Synopsis: George Khan is a Pakistani fish and chip shop owner in Salford, Manchester in the 1970's. A staunch Muslim who lives out is faith's patriarchal credo he tries in vain to impose his will on his wife and 6 children with little effect other than to alienate them. Having already tried to marry off his eldest son with disastrous results he embarks on the double betrothal of his next two sons with predictable results.

If the essence of humour is incongruity, small wonder that the British are so good at it. The class system has encouraged a split in the national psyche between diffidence and bombast, subservience and domination and whether one is victim or perpetrator depends only on the fall of circumstances. East is East works its incongruities well - Pakistanis living and working in the heartland of the English working class, a staunch Muslim and his lax Christian wife, a rabidly conservative father battling a burgeoning permissive youth culture.

From the opening scenes I feared that I was about to be subjected to the cod-awful sentimentalism of The Full Monty or Brassed Off but despite having fun with expatriate Pakistani culture, this film offers considerably more than a neat run-through of head-wagging sub-continental stereotypes. Like Muriel's Wedding, East is East takes family dysfunctionality and, albeit somewhat questionably, turns the pain experienced into laughter. Unlike the former however, and though it has been marketed as a comedy, East is East is more willing to show the suffering and the final confrontations between George and his family pull no punches, so to speak.

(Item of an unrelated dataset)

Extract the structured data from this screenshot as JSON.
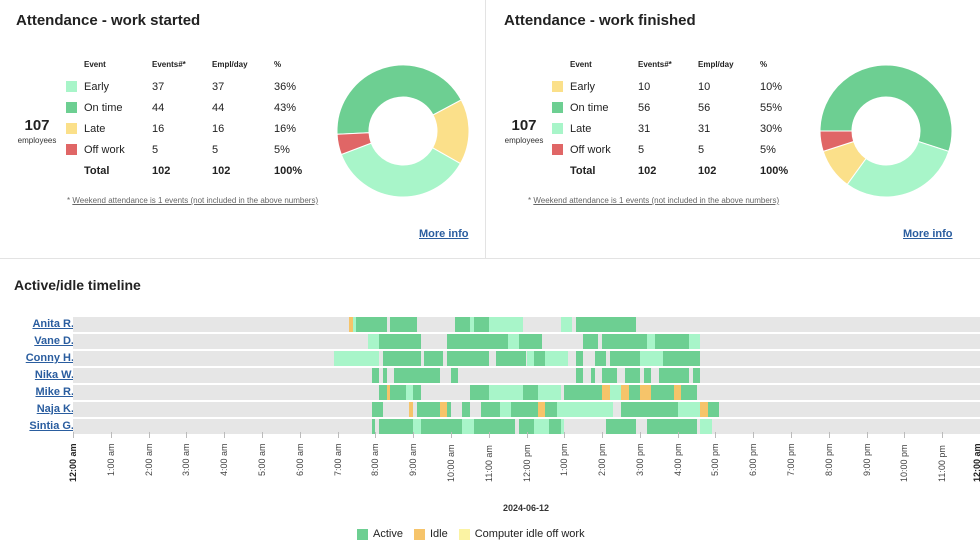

Credit for the quality of this film must go to both the screenplay by Ayub Khan-Din, who developed it from his stage play, and the director O'Donnell. There is no doubt a good deal of autobiographical experience lying behind the story and characters, one feels that the writer's blood is mixed with the ink and that if the genre chosen is "light", the comedy here is a more catharsis than entertainment. O'Donnell does a fine job of directing, which though stylistically "Modern British", keeps the images fresh without resorting to excessive gimmcry. Production and costume design is excellent, the soundtrack is jauntily appealing and the cast all do a fine job of making this well-crafted low budget film work.